I have lists of about 20,000 items that I want to insert into a table (with about 50,000 rows in it). Most of these items update certain fields in existing rows and a minority will insert entirely new rows.
I am accessing the database twice for each item. First is a select query that checks whether the row exists. Next I insert or update a row depending on the result of the select query. I commit each transaction right after the update/insert.
For the first few thousand entries, I am getting through about 3 or 4 items per second, then it starts to slow down. By the end it takes more than 1/2 second for each iteration. Why might it be slowing down?
My average times are: 0.5 seconds for an entire run divided up as .18s per select query and .31s per insert/update. The last 0.01 is due to a couple of unmeasured processes to do with parsing the data before entering into the database.
Update
I've commented out all the commits as a test and got no change, so that's not it (any more thoughts on optimal committing would be welcome, though).
As to table structure: Each row has twenty columns.

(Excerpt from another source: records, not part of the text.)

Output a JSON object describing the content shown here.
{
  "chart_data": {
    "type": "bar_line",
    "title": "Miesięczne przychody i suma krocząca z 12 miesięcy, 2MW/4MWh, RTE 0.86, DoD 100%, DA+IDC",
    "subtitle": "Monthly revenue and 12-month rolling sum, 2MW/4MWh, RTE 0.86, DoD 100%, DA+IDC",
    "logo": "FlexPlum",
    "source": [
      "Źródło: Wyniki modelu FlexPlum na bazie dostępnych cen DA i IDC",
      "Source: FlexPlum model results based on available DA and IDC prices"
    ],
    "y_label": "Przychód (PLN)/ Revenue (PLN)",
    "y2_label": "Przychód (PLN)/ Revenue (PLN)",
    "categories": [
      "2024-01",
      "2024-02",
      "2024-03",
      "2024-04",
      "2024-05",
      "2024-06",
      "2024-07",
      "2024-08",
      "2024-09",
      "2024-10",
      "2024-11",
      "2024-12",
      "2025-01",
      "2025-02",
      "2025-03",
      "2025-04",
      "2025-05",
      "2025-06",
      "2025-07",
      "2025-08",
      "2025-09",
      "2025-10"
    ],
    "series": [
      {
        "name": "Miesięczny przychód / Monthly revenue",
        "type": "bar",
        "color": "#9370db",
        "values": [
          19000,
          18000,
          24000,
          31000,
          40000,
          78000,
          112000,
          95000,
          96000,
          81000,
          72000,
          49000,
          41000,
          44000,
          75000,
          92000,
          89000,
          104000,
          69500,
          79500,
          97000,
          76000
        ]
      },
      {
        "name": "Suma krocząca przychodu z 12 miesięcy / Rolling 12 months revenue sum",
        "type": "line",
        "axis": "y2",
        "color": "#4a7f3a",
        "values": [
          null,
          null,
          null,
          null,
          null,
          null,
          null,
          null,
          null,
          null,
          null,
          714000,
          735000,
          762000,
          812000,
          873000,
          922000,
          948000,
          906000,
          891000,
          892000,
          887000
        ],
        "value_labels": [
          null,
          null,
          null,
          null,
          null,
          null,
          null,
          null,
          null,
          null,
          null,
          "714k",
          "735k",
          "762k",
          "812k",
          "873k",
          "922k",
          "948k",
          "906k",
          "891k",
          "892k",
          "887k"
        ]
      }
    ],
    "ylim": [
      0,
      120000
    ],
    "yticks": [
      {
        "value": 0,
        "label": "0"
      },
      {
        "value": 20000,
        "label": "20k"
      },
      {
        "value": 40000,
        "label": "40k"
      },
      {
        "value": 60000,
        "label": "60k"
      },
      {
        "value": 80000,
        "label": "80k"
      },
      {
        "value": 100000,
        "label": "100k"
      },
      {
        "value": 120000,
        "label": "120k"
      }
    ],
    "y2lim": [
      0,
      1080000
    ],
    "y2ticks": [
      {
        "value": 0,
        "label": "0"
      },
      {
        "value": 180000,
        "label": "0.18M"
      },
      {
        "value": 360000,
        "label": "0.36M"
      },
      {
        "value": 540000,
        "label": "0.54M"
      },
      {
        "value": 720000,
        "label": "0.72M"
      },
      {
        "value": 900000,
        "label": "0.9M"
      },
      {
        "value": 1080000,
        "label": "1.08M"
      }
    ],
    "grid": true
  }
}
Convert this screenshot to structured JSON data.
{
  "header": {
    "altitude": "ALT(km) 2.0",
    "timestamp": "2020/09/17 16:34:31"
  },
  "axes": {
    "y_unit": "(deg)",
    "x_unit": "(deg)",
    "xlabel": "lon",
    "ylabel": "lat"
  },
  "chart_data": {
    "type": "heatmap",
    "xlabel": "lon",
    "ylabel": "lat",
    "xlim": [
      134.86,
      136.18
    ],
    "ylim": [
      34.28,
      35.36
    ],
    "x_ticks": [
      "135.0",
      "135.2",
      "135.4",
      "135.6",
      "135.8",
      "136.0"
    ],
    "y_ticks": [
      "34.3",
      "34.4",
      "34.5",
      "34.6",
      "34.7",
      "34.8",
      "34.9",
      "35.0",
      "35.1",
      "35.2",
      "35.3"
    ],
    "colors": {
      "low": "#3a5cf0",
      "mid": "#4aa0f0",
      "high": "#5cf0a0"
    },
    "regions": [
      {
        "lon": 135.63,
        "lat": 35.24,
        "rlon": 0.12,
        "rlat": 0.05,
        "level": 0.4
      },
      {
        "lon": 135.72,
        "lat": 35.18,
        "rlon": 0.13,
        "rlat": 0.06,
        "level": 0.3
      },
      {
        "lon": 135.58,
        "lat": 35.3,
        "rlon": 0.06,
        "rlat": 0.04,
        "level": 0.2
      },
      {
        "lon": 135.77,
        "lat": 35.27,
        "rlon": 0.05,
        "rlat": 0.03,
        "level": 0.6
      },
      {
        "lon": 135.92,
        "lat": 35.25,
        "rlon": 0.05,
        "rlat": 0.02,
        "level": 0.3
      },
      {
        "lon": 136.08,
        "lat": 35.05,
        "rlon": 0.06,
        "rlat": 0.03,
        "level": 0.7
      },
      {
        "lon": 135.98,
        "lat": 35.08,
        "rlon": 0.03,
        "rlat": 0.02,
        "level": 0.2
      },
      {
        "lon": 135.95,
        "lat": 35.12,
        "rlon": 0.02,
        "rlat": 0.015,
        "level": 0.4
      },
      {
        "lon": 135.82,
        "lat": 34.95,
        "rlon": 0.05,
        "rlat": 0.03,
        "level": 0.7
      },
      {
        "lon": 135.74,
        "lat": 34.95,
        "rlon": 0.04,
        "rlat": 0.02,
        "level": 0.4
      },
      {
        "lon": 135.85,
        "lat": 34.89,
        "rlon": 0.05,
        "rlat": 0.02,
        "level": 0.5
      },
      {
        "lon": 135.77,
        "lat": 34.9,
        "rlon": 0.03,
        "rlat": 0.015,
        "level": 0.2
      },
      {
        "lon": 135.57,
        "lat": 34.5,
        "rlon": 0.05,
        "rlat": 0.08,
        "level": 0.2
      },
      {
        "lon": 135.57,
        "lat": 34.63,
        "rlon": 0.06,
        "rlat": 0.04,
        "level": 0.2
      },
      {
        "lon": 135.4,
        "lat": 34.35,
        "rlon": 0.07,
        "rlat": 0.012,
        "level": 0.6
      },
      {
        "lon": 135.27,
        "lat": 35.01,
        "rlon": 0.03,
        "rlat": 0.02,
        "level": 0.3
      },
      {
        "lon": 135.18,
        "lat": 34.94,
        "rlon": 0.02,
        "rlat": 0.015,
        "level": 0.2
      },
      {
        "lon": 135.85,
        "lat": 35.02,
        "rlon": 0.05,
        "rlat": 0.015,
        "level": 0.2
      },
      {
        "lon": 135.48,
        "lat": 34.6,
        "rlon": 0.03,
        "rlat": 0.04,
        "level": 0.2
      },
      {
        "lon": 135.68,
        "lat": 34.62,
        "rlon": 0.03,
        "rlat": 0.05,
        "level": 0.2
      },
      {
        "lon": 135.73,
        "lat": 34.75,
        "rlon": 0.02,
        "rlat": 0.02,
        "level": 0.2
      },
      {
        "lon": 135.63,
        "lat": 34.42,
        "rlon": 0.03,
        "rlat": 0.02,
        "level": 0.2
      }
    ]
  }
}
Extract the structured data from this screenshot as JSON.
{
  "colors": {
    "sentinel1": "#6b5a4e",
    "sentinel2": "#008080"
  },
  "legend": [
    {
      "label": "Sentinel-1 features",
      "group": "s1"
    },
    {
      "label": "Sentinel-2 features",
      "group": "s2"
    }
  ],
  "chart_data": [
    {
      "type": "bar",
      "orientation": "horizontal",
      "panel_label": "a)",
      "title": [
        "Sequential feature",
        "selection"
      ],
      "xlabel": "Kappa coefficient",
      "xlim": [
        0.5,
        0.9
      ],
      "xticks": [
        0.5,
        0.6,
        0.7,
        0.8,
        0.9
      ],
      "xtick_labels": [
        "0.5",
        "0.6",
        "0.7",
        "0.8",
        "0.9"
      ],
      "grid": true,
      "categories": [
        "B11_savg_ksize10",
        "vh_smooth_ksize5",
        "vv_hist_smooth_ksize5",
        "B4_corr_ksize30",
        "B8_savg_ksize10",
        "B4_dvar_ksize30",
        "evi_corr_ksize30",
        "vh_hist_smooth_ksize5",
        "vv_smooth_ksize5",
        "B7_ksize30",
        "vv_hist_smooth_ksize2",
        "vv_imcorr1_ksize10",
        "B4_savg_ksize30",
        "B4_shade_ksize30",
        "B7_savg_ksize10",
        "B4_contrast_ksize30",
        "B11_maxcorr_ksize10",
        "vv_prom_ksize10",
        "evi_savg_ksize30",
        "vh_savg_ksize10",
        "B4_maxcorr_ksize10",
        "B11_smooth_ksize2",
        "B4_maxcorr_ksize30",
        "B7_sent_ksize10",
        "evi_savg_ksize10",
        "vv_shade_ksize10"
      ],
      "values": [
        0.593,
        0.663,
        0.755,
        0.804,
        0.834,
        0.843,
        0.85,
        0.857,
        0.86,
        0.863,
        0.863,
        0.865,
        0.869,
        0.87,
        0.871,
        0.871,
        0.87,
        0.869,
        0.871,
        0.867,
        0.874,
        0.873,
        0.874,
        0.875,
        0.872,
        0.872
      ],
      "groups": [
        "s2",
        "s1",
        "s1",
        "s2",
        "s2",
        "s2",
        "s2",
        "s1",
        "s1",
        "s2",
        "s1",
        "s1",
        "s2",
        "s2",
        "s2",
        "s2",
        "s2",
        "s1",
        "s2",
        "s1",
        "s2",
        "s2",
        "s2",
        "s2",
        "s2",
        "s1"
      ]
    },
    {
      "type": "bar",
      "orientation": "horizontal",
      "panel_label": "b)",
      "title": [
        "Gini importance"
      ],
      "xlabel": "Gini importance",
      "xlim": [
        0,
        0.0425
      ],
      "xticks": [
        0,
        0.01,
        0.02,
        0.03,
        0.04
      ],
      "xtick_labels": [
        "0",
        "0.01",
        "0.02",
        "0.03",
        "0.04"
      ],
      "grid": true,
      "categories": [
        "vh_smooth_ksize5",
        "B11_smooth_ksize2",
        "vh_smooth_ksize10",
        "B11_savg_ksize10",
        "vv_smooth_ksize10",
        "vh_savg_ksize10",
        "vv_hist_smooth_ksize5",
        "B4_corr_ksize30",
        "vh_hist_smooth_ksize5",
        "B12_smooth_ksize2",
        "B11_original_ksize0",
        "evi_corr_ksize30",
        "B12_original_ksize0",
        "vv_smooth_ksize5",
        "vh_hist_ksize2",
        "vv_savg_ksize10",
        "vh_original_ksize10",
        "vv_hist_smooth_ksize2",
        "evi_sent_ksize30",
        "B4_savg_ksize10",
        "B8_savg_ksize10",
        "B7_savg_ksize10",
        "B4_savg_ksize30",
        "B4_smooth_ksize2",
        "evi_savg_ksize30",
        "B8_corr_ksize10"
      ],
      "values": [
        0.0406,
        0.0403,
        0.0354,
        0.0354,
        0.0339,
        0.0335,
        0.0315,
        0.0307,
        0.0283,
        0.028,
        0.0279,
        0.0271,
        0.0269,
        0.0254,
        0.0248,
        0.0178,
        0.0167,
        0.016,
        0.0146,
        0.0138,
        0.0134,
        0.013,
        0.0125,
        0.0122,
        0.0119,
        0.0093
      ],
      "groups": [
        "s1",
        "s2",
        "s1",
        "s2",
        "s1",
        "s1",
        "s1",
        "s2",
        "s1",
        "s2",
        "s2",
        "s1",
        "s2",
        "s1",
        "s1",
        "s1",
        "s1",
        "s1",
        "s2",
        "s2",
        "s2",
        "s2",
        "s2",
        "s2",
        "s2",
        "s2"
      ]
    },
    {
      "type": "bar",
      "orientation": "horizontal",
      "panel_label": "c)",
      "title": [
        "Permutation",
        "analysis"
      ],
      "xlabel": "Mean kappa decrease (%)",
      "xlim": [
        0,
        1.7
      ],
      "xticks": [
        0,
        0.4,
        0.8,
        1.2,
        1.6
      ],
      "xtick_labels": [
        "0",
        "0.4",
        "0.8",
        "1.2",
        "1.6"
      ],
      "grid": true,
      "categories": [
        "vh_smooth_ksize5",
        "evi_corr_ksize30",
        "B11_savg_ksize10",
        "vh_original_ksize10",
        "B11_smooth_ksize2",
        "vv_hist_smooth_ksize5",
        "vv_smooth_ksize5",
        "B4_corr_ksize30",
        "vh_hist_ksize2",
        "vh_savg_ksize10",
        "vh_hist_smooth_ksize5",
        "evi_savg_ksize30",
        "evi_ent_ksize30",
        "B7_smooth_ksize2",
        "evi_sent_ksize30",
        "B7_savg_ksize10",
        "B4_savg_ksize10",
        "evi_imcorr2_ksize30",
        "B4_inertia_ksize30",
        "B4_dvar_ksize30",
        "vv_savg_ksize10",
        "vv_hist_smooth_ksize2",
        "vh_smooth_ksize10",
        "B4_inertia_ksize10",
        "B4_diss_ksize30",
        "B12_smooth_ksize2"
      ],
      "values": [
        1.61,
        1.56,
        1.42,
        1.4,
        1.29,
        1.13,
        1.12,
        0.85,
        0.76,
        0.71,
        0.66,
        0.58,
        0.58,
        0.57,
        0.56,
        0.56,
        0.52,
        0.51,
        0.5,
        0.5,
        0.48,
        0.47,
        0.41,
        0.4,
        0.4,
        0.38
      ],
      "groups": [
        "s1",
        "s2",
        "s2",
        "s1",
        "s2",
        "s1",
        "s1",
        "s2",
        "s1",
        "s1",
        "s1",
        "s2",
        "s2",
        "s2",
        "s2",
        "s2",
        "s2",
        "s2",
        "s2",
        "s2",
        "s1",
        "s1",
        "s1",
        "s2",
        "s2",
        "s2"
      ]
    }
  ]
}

The first four are TEXT fields (all set with the first insert) and the 16 are REAL fields, one of which is inputted with the initial insert statement.
Over time the 'outstanding' REAL fields will be populated with the process I'm trying to optimize here.
I don't have an explicit index, though one of the fields is unique key to each row.
I should note that as the database has gotten larger both the SELECT and UPDATE queries have taken more and more time, with a particularly remarkable deterioration in performance in the SELECT operation.
I initially thought this might be some kind of structural problem with SQLITE (whatever that means), but haven't been able to find any documentation anywhere that suggests there are natural limits to the program.
The database is about 60ish megs, now.